His certainty that Raffles, unless he were dead, would return to Middlemarch before long, had been justified.
On Christmas Eve he had reappeared at The Shrubs.
Bulstrode was at home to receive him, and hinder his communication with the rest of the family, but he could not altogether hinder the circumstances of the visit from compromising himself and alarming his wife.
Raffles proved more unmanageable than he had shown himself to be in his former appearances, his chronic state of mental restlessness, the growing effect of habitual intemperance, quickly shaking off every impression from what was said to him.
He insisted on staying in the house, and Bulstrode, weighing two sets of evils, felt that this was at least not a worse alternative than his going into the town.
He kept him in his own room for the evening and saw him to bed, Raffles all the while amusing himself with the annoyance he was causing this decent and highly prosperous fellow-sinner, an amusement which he facetiously expressed as sympathy with his friend's pleasure in entertaining a man who had been serviceable to him, and who had not had all his earnings.

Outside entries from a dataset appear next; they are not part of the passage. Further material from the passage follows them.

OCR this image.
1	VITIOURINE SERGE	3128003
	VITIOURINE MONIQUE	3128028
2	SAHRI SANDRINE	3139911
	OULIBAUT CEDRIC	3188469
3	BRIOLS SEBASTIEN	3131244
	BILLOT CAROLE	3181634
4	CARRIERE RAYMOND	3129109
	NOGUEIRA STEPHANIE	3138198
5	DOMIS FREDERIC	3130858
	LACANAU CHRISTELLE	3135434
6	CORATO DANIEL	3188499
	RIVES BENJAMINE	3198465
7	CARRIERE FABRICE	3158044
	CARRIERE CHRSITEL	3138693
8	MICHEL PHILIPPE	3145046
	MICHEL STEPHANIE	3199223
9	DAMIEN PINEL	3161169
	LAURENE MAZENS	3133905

There was a cunning calculation under this noisy joking—a cool resolve to extract something the handsomer from Bulstrode as payment for release from this new application of torture.
But his cunning had a little overcast its mark.
Bulstrode was indeed more tortured than the coarse fibre of Raffles could enable him to imagine.
He had told his wife that he was simply taking care of this wretched creature, the victim of vice, who might otherwise injure himself; he implied, without the direct form of falsehood, that there was a family tie which bound him to this care, and that there were signs of mental alienation in Raffles which urged caution.
He would himself drive the unfortunate being away the next morning.